The survey revealed that four in ten Americans get involved with social and politics groups working towards change. Of this forty percent, both men and women agreed on the major areas they tend to support. Both genders feel that feeding the hungry and supporting troops are key causes they are willing to rally behind. Other causes such as cancer saw a gender divide, but this was indicative of the form of the disease. For example breast cancer attracted more female supports; whereas, prostate cancer attracts more male supporters. Not that that’s a real surprise.

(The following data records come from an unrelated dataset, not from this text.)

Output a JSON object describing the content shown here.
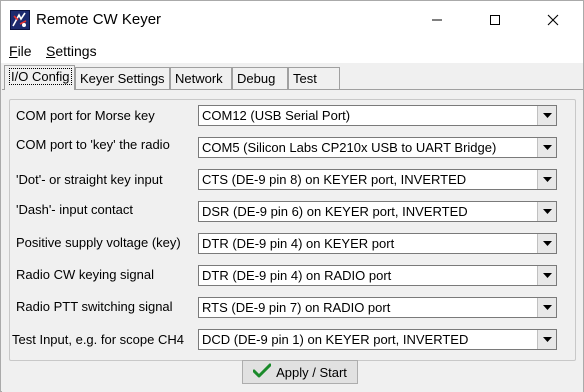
{
  "window": {
    "title": "Remote CW Keyer"
  },
  "icons": {
    "app": "keyer-app-icon",
    "minimize": "minimize-icon",
    "maximize": "maximize-icon",
    "close": "close-icon",
    "dropdown": "chevron-down-icon",
    "apply": "checkmark-icon"
  },
  "menu": {
    "file": "File",
    "settings": "Settings"
  },
  "tabs": [
    {
      "label": "I/O Config",
      "active": true
    },
    {
      "label": "Keyer Settings",
      "active": false
    },
    {
      "label": "Network",
      "active": false
    },
    {
      "label": "Debug",
      "active": false
    },
    {
      "label": "Test",
      "active": false
    }
  ],
  "io_config": {
    "rows": [
      {
        "label": "COM port for Morse key",
        "value": "COM12 (USB Serial Port)"
      },
      {
        "label": "COM port to 'key' the radio",
        "value": "COM5 (Silicon Labs CP210x USB to UART Bridge)"
      },
      {
        "label": "'Dot'- or straight key input",
        "value": "CTS (DE-9 pin 8) on KEYER port, INVERTED"
      },
      {
        "label": "'Dash'-  input contact",
        "value": "DSR (DE-9 pin 6) on KEYER port, INVERTED"
      },
      {
        "label": "Positive supply voltage (key)",
        "value": "DTR (DE-9 pin 4) on KEYER port"
      },
      {
        "label": "Radio CW keying signal",
        "value": "DTR (DE-9 pin 4) on RADIO port"
      },
      {
        "label": "Radio PTT switching signal",
        "value": "RTS (DE-9 pin 7) on RADIO port"
      },
      {
        "label": "Test Input, e.g. for scope CH4",
        "value": "DCD (DE-9 pin 1) on KEYER port, INVERTED"
      }
    ],
    "apply_label": "Apply / Start"
  },
  "colors": {
    "apply_check": "#1a8a2a",
    "titlebar_bg": "#ffffff",
    "panel_bg": "#f0f0f0"
  }
}
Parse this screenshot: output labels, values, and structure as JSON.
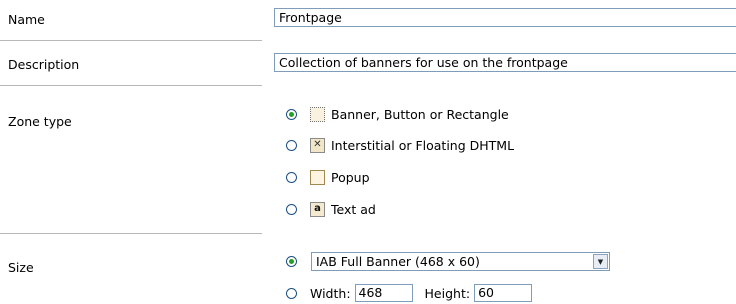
{
  "form": {
    "name": {
      "label": "Name",
      "value": "Frontpage"
    },
    "description": {
      "label": "Description",
      "value": "Collection of banners for use on the frontpage"
    },
    "zone_type": {
      "label": "Zone type",
      "options": [
        {
          "label": "Banner, Button or Rectangle",
          "selected": true,
          "icon": "banner-icon"
        },
        {
          "label": "Interstitial or Floating DHTML",
          "selected": false,
          "icon": "interstitial-icon"
        },
        {
          "label": "Popup",
          "selected": false,
          "icon": "popup-icon"
        },
        {
          "label": "Text ad",
          "selected": false,
          "icon": "text-ad-icon"
        }
      ]
    },
    "size": {
      "label": "Size",
      "preset": {
        "selected": true,
        "value": "IAB Full Banner (468 x 60)"
      },
      "custom": {
        "selected": false,
        "width_label": "Width:",
        "width_value": "468",
        "height_label": "Height:",
        "height_value": "60"
      }
    }
  }
}
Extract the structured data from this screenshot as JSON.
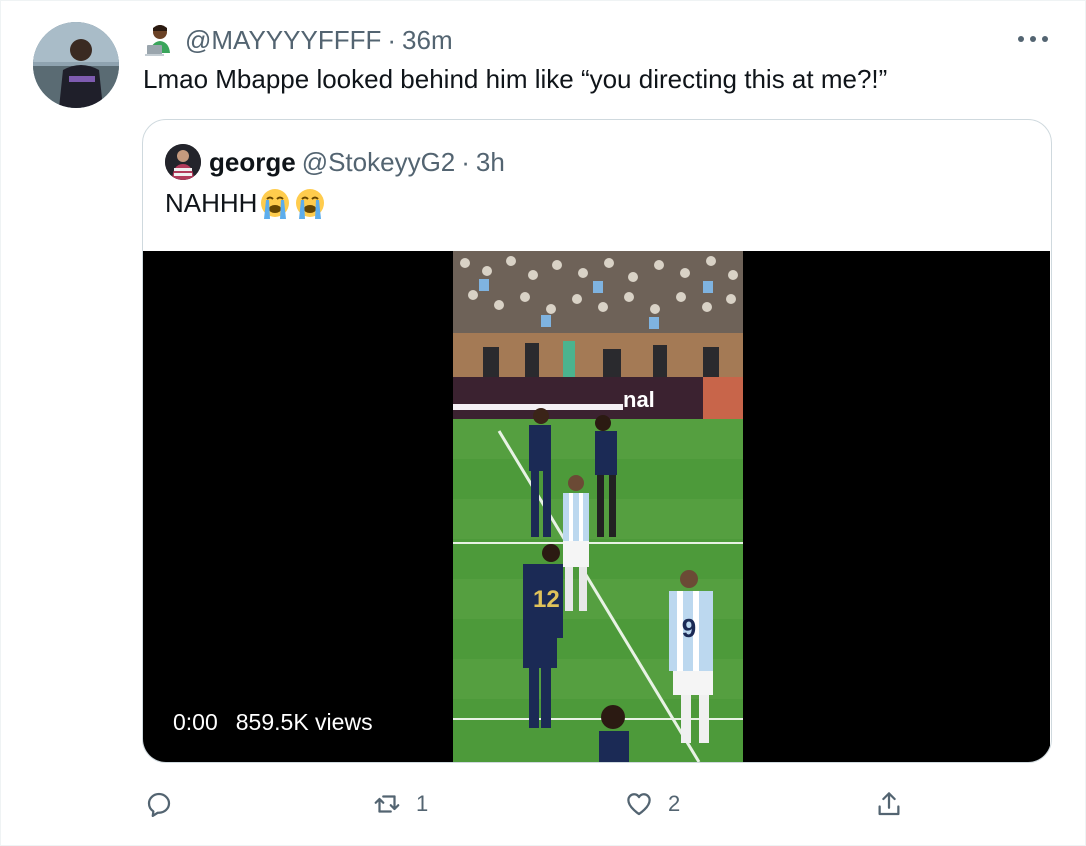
{
  "tweet": {
    "handle": "@MAYYYYFFFF",
    "separator": "·",
    "time": "36m",
    "text": "Lmao Mbappe looked behind him like “you directing this at me?!”",
    "avatar_icon": "profile-photo",
    "badge_icon": "technologist-emoji",
    "more_icon": "more-horizontal-icon"
  },
  "quote": {
    "name": "george",
    "handle": "@StokeyyG2",
    "separator": "·",
    "time": "3h",
    "text": "NAHHH",
    "emojis": [
      "loudly-crying-face",
      "loudly-crying-face"
    ],
    "video": {
      "timestamp": "0:00",
      "views": "859.5K views",
      "banner_text": "nal",
      "players": [
        "12",
        "9"
      ]
    }
  },
  "actions": {
    "reply": {
      "icon": "reply-icon",
      "count": ""
    },
    "retweet": {
      "icon": "retweet-icon",
      "count": "1"
    },
    "like": {
      "icon": "heart-icon",
      "count": "2"
    },
    "share": {
      "icon": "share-icon",
      "count": ""
    }
  },
  "colors": {
    "text_primary": "#0f1419",
    "text_secondary": "#536471",
    "border": "#cfd9de",
    "pitch": "#4d9a3a"
  }
}
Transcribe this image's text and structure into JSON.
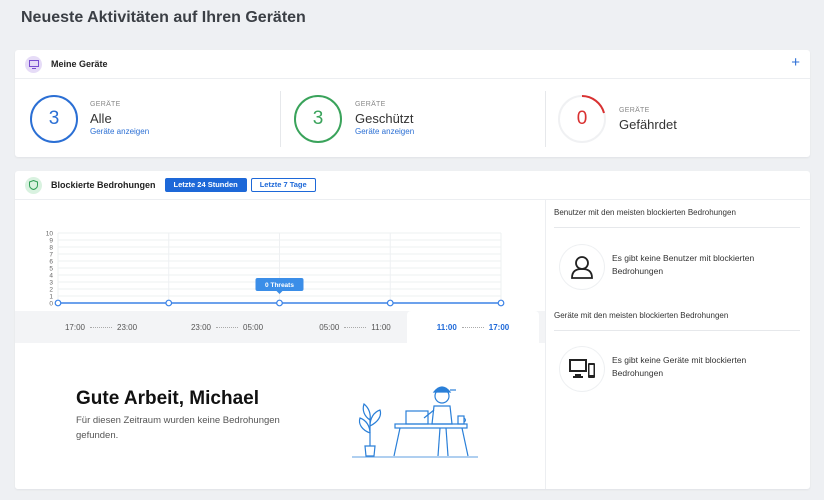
{
  "page": {
    "title": "Neueste Aktivitäten auf Ihren Geräten"
  },
  "devices": {
    "title": "Meine Geräte",
    "add_icon": "plus-icon",
    "stats": [
      {
        "count": "3",
        "label": "GERÄTE",
        "value": "Alle",
        "link": "Geräte anzeigen",
        "color": "#2b6fd4"
      },
      {
        "count": "3",
        "label": "GERÄTE",
        "value": "Geschützt",
        "link": "Geräte anzeigen",
        "color": "#3aa35b"
      },
      {
        "count": "0",
        "label": "GERÄTE",
        "value": "Gefährdet",
        "color": "#d93131"
      }
    ]
  },
  "threats": {
    "title": "Blockierte Bedrohungen",
    "tabs": [
      {
        "label": "Letzte 24 Stunden",
        "active": true
      },
      {
        "label": "Letzte 7 Tage",
        "active": false
      }
    ],
    "tooltip": "0 Threats",
    "ranges": [
      {
        "from": "17:00",
        "to": "23:00"
      },
      {
        "from": "23:00",
        "to": "05:00"
      },
      {
        "from": "05:00",
        "to": "11:00"
      },
      {
        "from": "11:00",
        "to": "17:00",
        "selected": true
      }
    ],
    "good_title": "Gute Arbeit, Michael",
    "good_text": "Für diesen Zeitraum wurden keine Bedrohungen gefunden."
  },
  "chart_data": {
    "type": "line",
    "x": [
      "17:00",
      "23:00",
      "05:00",
      "11:00",
      "17:00"
    ],
    "series": [
      {
        "values": [
          0,
          0,
          0,
          0,
          0
        ]
      }
    ],
    "y_ticks": [
      0,
      1,
      2,
      3,
      4,
      5,
      6,
      7,
      8,
      9,
      10
    ],
    "ylim": [
      0,
      10
    ],
    "grid": true,
    "line_color": "#3b82e6"
  },
  "side": {
    "users_heading": "Benutzer mit den meisten blockierten Bedrohungen",
    "users_empty": "Es gibt keine Benutzer mit blockierten Bedrohungen",
    "devices_heading": "Geräte mit den meisten blockierten Bedrohungen",
    "devices_empty": "Es gibt keine Geräte mit blockierten Bedrohungen"
  }
}
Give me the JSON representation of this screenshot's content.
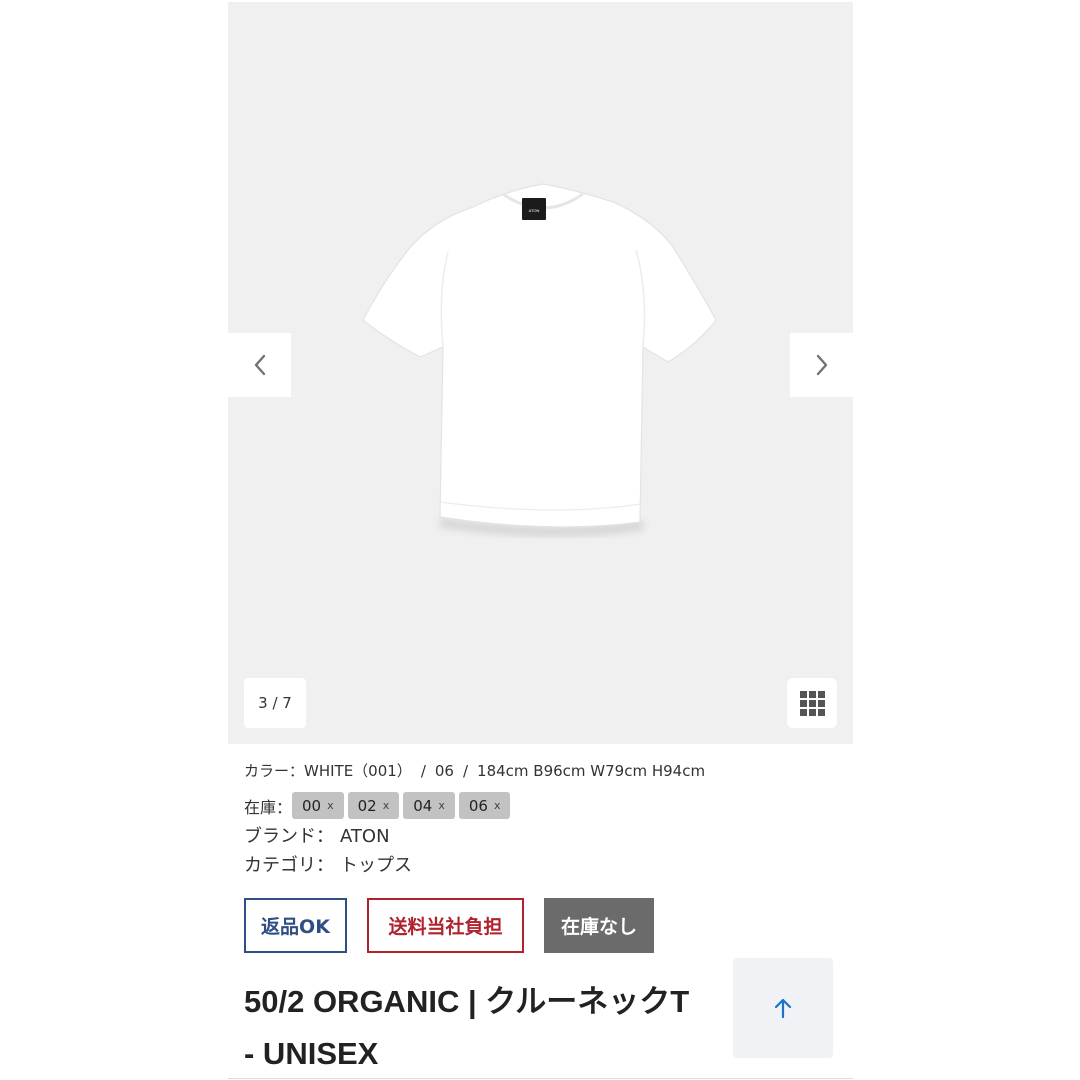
{
  "gallery": {
    "counter": "3 / 7",
    "product_tag_text": "ATON"
  },
  "details": {
    "color_label": "カラー：WHITE（001）",
    "separator": "/",
    "size": "06",
    "model_info": "184cm B96cm W79cm H94cm",
    "stock_label": "在庫：",
    "stock_sizes": [
      {
        "size": "00",
        "mark": "x"
      },
      {
        "size": "02",
        "mark": "x"
      },
      {
        "size": "04",
        "mark": "x"
      },
      {
        "size": "06",
        "mark": "x"
      }
    ],
    "brand_label": "ブランド：",
    "brand_value": "ATON",
    "category_label": "カテゴリ：",
    "category_value": "トップス"
  },
  "badges": {
    "return": "返品OK",
    "shipping": "送料当社負担",
    "stock": "在庫なし"
  },
  "product": {
    "title_line1": "50/2 ORGANIC | クルーネックT",
    "title_line2": "- UNISEX"
  },
  "colors": {
    "gallery_bg": "#f0f0f0",
    "return_badge": "#2f4e86",
    "shipping_badge": "#b0222d",
    "stock_badge": "#6b6b6b",
    "back_to_top_arrow": "#1a73c8"
  },
  "icons": {
    "prev": "chevron-left-icon",
    "next": "chevron-right-icon",
    "grid": "grid-icon",
    "back_to_top": "arrow-up-icon"
  }
}
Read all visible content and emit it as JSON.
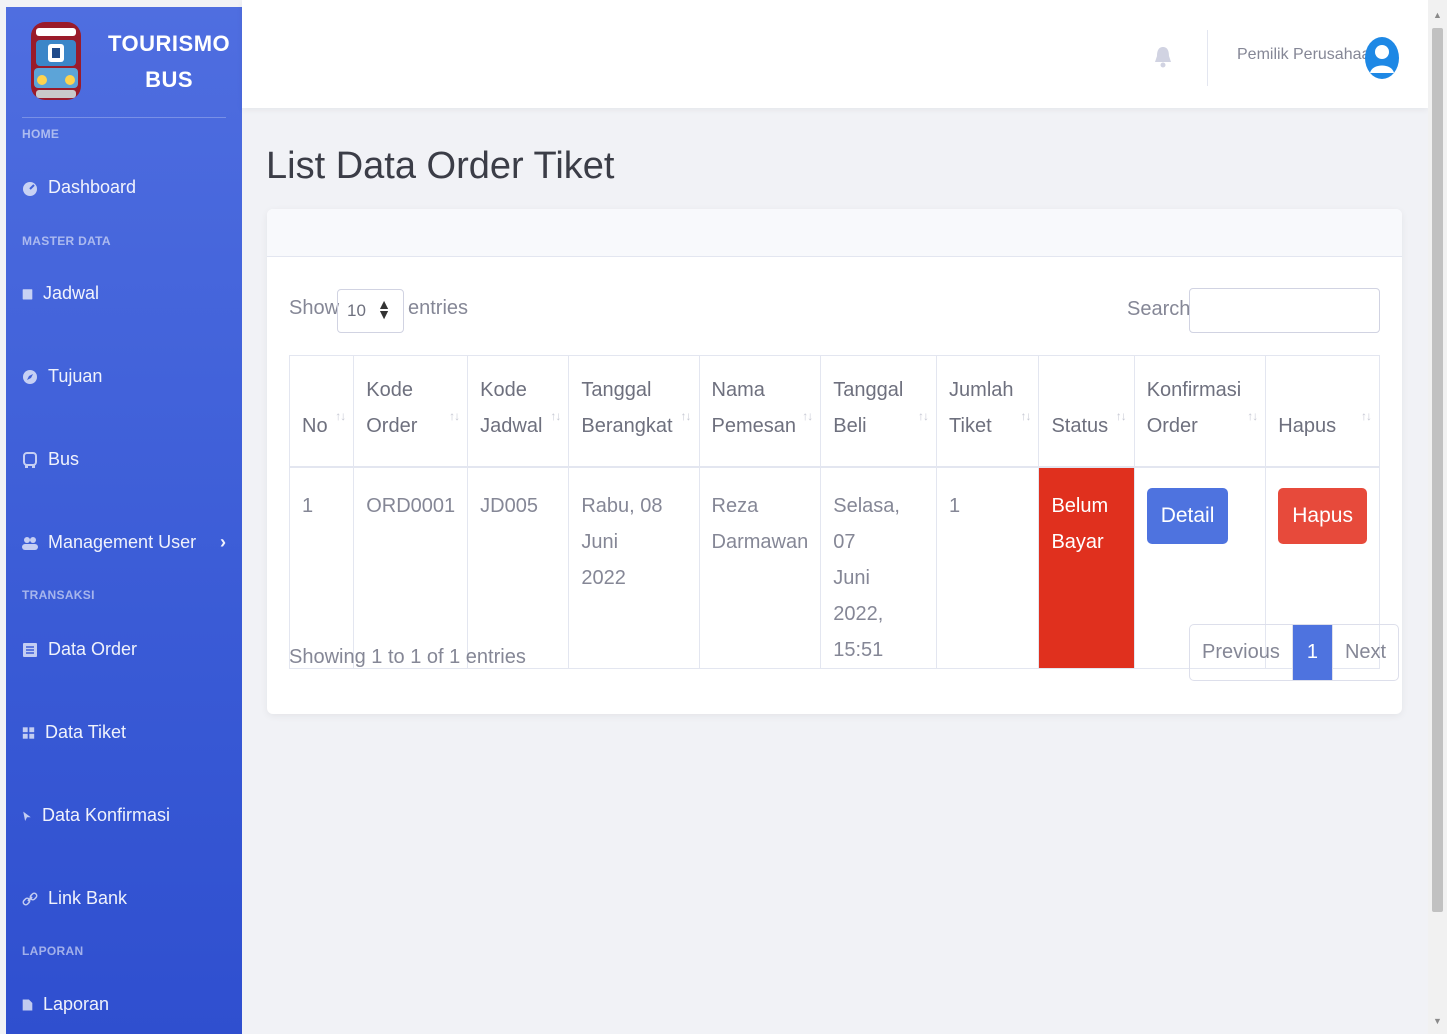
{
  "brand": {
    "line1": "TOURISMO",
    "line2": "BUS"
  },
  "sidebar": {
    "headings": {
      "home": "HOME",
      "master": "MASTER DATA",
      "transaksi": "TRANSAKSI",
      "laporan": "LAPORAN"
    },
    "items": [
      {
        "label": "Dashboard",
        "icon": "dashboard-icon"
      },
      {
        "label": "Jadwal",
        "icon": "clipboard-icon"
      },
      {
        "label": "Tujuan",
        "icon": "compass-icon"
      },
      {
        "label": "Bus",
        "icon": "bus-icon"
      },
      {
        "label": "Management User",
        "icon": "users-icon",
        "chevron": "›"
      },
      {
        "label": "Data Order",
        "icon": "list-icon"
      },
      {
        "label": "Data Tiket",
        "icon": "grid-icon"
      },
      {
        "label": "Data Konfirmasi",
        "icon": "pointer-icon"
      },
      {
        "label": "Link Bank",
        "icon": "link-icon"
      },
      {
        "label": "Laporan",
        "icon": "file-icon"
      }
    ]
  },
  "topbar": {
    "user_name": "Pemilik Perusahaan"
  },
  "page": {
    "title": "List Data Order Tiket"
  },
  "table_controls": {
    "show": "Show",
    "length_value": "10",
    "entries": "entries",
    "search_label": "Search:",
    "search_value": ""
  },
  "table": {
    "headers": [
      [
        "No"
      ],
      [
        "Kode",
        "Order"
      ],
      [
        "Kode",
        "Jadwal"
      ],
      [
        "Tanggal",
        "Berangkat"
      ],
      [
        "Nama",
        "Pemesan"
      ],
      [
        "Tanggal",
        "Beli"
      ],
      [
        "Jumlah",
        "Tiket"
      ],
      [
        "Status"
      ],
      [
        "Konfirmasi",
        "Order"
      ],
      [
        "Hapus"
      ]
    ],
    "rows": [
      {
        "no": "1",
        "kode_order": "ORD0001",
        "kode_jadwal": "JD005",
        "tanggal_berangkat": [
          "Rabu, 08 Juni",
          "2022"
        ],
        "nama_pemesan": [
          "Reza",
          "Darmawan"
        ],
        "tanggal_beli": [
          "Selasa, 07",
          "Juni 2022,",
          "15:51"
        ],
        "jumlah_tiket": "1",
        "status": [
          "Belum",
          "Bayar"
        ],
        "status_color": "#e0301e",
        "detail_label": "Detail",
        "hapus_label": "Hapus"
      }
    ]
  },
  "footer_info": "Showing 1 to 1 of 1 entries",
  "pagination": {
    "previous": "Previous",
    "current": "1",
    "next": "Next"
  },
  "colors": {
    "sidebar_start": "#4f6ee0",
    "sidebar_end": "#2f4fcf",
    "primary": "#4e73df",
    "danger": "#e74a3b"
  }
}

What might be surprising, however, is the way in which the genders differ when it comes to social cause social media. According to the survey, “Two-thirds of women (65%) believe e that social networking sites can increase the visibility for causes, and six in ten (60%) believe they allow people to support causes more easily.” Men, on the other hand, were not as optimistic. 43% of men reported that supporting causes has become a “fad”.  It follows that women reported being more like than their male counterparts to support promotion on social networking sites such as Facebook. The report indicated that 17% of women were likely to post logos or join Facebook groups; whereas, only 12% of men indicated the same inclination.  When asked “I feel like I can help get the word out about a social issue or cause through online networks like Facebook, Twitter and blogs” only 35% of men responded positively.

However, if there was one thing the sexes can agree on it’s that emails about a cause end up feeling like spam and can result in “cause fatigue”. In fact, the chances of this happening are staggering as roughly 73.5 percent of all participants reported feeling like emails felt “spammy”. Both parties also agreed that “liking” a cause on Facebook is about as meaningful as giving a thumbs up to a street performer; 48.5% of all participants reported that “liking” doesn’t really mean anything.

It’s tempting to draw easy stereotypical conclusions from the survey. Women are more “giving”; men more pessimistic. However, these conclusions are far too simple, particularly given the relatively small scope of the survey. Further, they don’t account for content. Is social cause social media gender neutral or is it possible that social cause social media leans towards a more “feminine” sensibility? Or, perhaps, it is more socially acceptable for women to be “moved” by cause based promotions?

Regardless, the survey’s most interesting and persuasive statistics involve the potential negative side effects of social cause social media: burnout. Quantity is not quality and charities need to find innovative and flexible ways to get word out without leaving users feeling overwhelmed.